Friday, September 30, 2011

2011 Seminary Network Meeting Day 1 - Austin

One of the areas of church engagement of Episcopal Relief & Development is their Abundant Life Garden Project.  Brian Sellers-Peterson uses this program to illustrate how much a community garden in America looks like a community garden in the developing world.  As a suggestion he told us that we could grow vegetables at every parish, convent, monastery, and seminary.  Even if these vegetables are grown in container gardens, it is still plausible that we could produce food.

Right now, CDSP is trying to re-imagine what community looks like, how we can make on campus student meals more affordable, and how to better use the physical resources and real estate.  It should be no surprise that I think we should frame these imaginings within a framework of incarnating our baptismal covenant through stewardship of the environment.  With that in mind I would ask CDSP doesn't dig up our the grass on campus?  Can't we rid ourselves of the lawnmowers and take up spades.  Why can't the community build itself around growing our life together through the soil.  We have the distinct pleasure of living an area where the weather is conducive to growing all year long.

Perhaps we can integrate the kitchen area, already present in the common area, into a sustainable cafe.  A business project that would draw people from the campus and neighborhood.  We can display our dedication to humanitarian work of environmental justice by using food grown on campus and locally, compostable flat ware, taking serious advantage of the resources that faith provides us in an immense love of food.  As an aside, even Texas A&M has a sustainable cafe - if the Texans can commit to that, why can't we in the heart of Berkeley commit to it?

Maybe it is time to make a radical change in how we imagine ourselves in community.  Cancel our contract with PSR food services and make it a student responsibility.  We could hire a full time gardener who can also provide permaculture education.  We could be a model of urban eco-justice work and provide more than just meeting and classroom space for the community.  We can provide insights into how our faith informs relationships with the environment and our neighbors.



We can even raise awareness of Episcopal Relief & Development by integrating their educational curriculum.  Is it that easy?  No, of course not.  However, I think the work is worth the effort.

-Jonathan Potter

Tuesday, September 13, 2011

Seminary Representative Visits Eco-Justice Immersion Leadership Conference


I love the opportunity to explain the work of Episcopal Relief & Development to my non-churchy friends.
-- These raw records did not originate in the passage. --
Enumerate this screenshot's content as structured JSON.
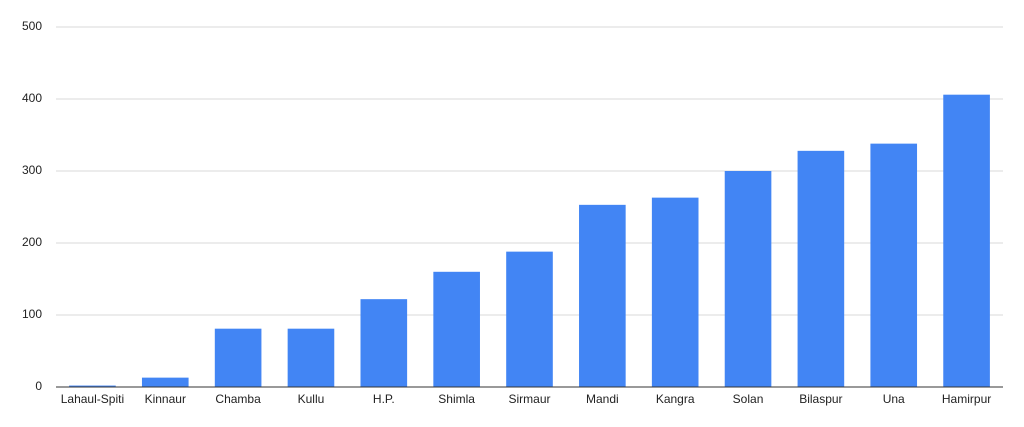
{
  "chart_data": {
    "type": "bar",
    "categories": [
      "Lahaul-Spiti",
      "Kinnaur",
      "Chamba",
      "Kullu",
      "H.P.",
      "Shimla",
      "Sirmaur",
      "Mandi",
      "Kangra",
      "Solan",
      "Bilaspur",
      "Una",
      "Hamirpur"
    ],
    "values": [
      2,
      13,
      81,
      81,
      122,
      160,
      188,
      253,
      263,
      300,
      328,
      338,
      406
    ],
    "color": "#4285f4",
    "ylim": [
      0,
      500
    ],
    "yticks": [
      0,
      100,
      200,
      300,
      400,
      500
    ],
    "grid": true
  }
}
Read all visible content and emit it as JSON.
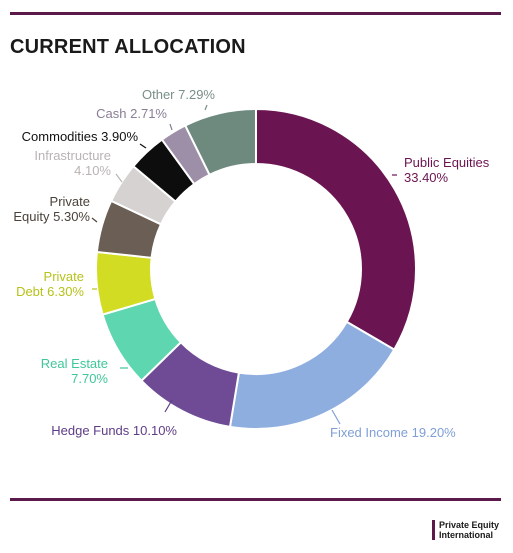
{
  "header": {
    "title": "CURRENT ALLOCATION"
  },
  "brand": {
    "line1": "Private Equity",
    "line2": "International",
    "accent": "#5c1a4a"
  },
  "chart_data": {
    "type": "pie",
    "variant": "donut",
    "title": "CURRENT ALLOCATION",
    "unit": "%",
    "slices": [
      {
        "name": "Public Equities",
        "value": 33.4,
        "label": [
          "Public Equities",
          "33.40%"
        ],
        "color": "#6b1452",
        "label_color": "#6b1452"
      },
      {
        "name": "Fixed Income",
        "value": 19.2,
        "label": [
          "Fixed Income 19.20%"
        ],
        "color": "#8eaee0",
        "label_color": "#7f9fd6"
      },
      {
        "name": "Hedge Funds",
        "value": 10.1,
        "label": [
          "Hedge Funds 10.10%"
        ],
        "color": "#6e4b94",
        "label_color": "#5e3d86"
      },
      {
        "name": "Real Estate",
        "value": 7.7,
        "label": [
          "Real Estate",
          "7.70%"
        ],
        "color": "#5ed7b0",
        "label_color": "#3fc79a"
      },
      {
        "name": "Private Debt",
        "value": 6.3,
        "label": [
          "Private",
          "Debt 6.30%"
        ],
        "color": "#d2dc23",
        "label_color": "#b7c21a"
      },
      {
        "name": "Private Equity",
        "value": 5.3,
        "label": [
          "Private",
          "Equity 5.30%"
        ],
        "color": "#6b5f55",
        "label_color": "#4a423b"
      },
      {
        "name": "Infrastructure",
        "value": 4.1,
        "label": [
          "Infrastructure",
          "4.10%"
        ],
        "color": "#d6d2d1",
        "label_color": "#b9b4b3"
      },
      {
        "name": "Commodities",
        "value": 3.9,
        "label": [
          "Commodities 3.90%"
        ],
        "color": "#0d0d0d",
        "label_color": "#111111"
      },
      {
        "name": "Cash",
        "value": 2.71,
        "label": [
          "Cash 2.71%"
        ],
        "color": "#9d8fa8",
        "label_color": "#8a7d94"
      },
      {
        "name": "Other",
        "value": 7.29,
        "label": [
          "Other 7.29%"
        ],
        "color": "#6e8a7f",
        "label_color": "#7a8f88"
      }
    ]
  }
}
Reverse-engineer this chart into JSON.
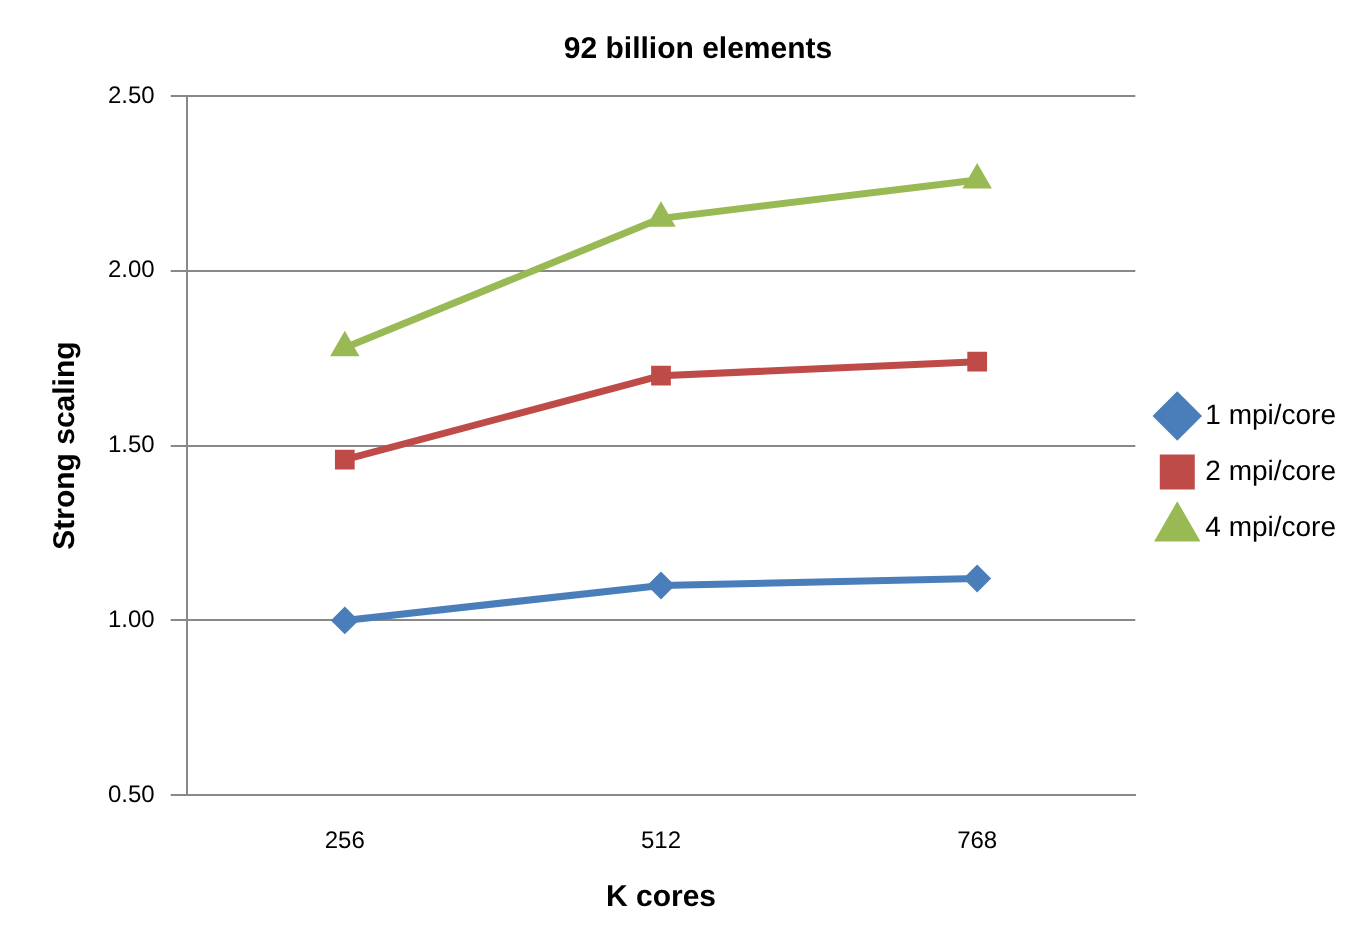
{
  "chart_data": {
    "type": "line",
    "title": "92 billion elements",
    "xlabel": "K cores",
    "ylabel": "Strong scaling",
    "categories": [
      "256",
      "512",
      "768"
    ],
    "series": [
      {
        "name": "1 mpi/core",
        "color": "#4a7ebb",
        "marker": "diamond",
        "values": [
          1.0,
          1.1,
          1.12
        ]
      },
      {
        "name": "2 mpi/core",
        "color": "#be4b48",
        "marker": "square",
        "values": [
          1.46,
          1.7,
          1.74
        ]
      },
      {
        "name": "4 mpi/core",
        "color": "#98b954",
        "marker": "triangle",
        "values": [
          1.78,
          2.15,
          2.26
        ]
      }
    ],
    "ylim": [
      0.5,
      2.5
    ],
    "yticks": [
      {
        "value": 0.5,
        "label": "0.50"
      },
      {
        "value": 1,
        "label": "1.00"
      },
      {
        "value": 1.5,
        "label": "1.50"
      },
      {
        "value": 2,
        "label": "2.00"
      },
      {
        "value": 2.5,
        "label": "2.50"
      }
    ],
    "grid": "y",
    "legend": "right",
    "line_style": "solid"
  }
}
They are often surprised to hear a faith based organization mobilizes people within their local community to empower development around the world. I am often reminded of the bumper sticker: think globally, act locally. When Episcopal Relief & Development asked me, a seminary representative from the Church Divinity School of the Pacific, to attend the Episcopal Leadership Institute's Eco-Justice Immersion I was excited but confused. I saw only a tenuous connection between international development and eco-justice.

The event drew participants from around the nation.
L-R, Leanne Gehrig, IL. Caleb Richmond, WA. Ashley
Graham-Wilcox, CA. Christy Dargas, AZ. Rick Richards, MA.
The realization that community gardens look the same in Honduras as in Huston was not lost on me. That, however, was not really the focus of the week. While, yes, it is important to recognize that, as Brian Sellers-Peterson says, all you need to know about the Christian faith you can learn from a garden, the event delved deeper. Local community is like a metaphor for events happening globally. The worker injustices that happen at home are often mirrored and amplified in developing countries. Ecological injustices found on American soil can often be seen in new and horrifying fashions overseas.

Speaking of eco-things, it is worth taking a moment to examine this as a paradigmatic term. The prefix eco- has come a long way since its origins. We now associate it with the Prius, Recovery Act job creation, and expensive household products. The Greek origin, oikos roughly means household or home. When we think of ecology or economy we are thinking of ways in which we relate to and structure home. In thinking of justice issues surrounding these eco- words we must both look outside and within ourselves to fully realize our connection with home; justice, then, emerges as the recognition that through our structure of oikos we are drawn into relationship with all creation.

Jessie Dye of Earth Ministries talking about advocacy
After the week of conversation, led by Mike Schut and Jason Sierra, both of the Episcopal Church Offices in Seattle, I gained not only a better understanding of how to relate to my local communities concerns but also how to recognize a need for radical change on a systemic level. Episcopal Relief & Development works much the same way: local community action based within a world of radical systemic change. Our relationship with home and our neighbors requires us to be responsible stewards of a global community. Theologian Cynthia Moe Lobeda suggests that in this time of ecological crisis that if we, as people of faith, find God in all things, are we crucifying him once again? I would suggest that recognizing the local injustice against our neighbor is the same as recognizing global injustice against our home.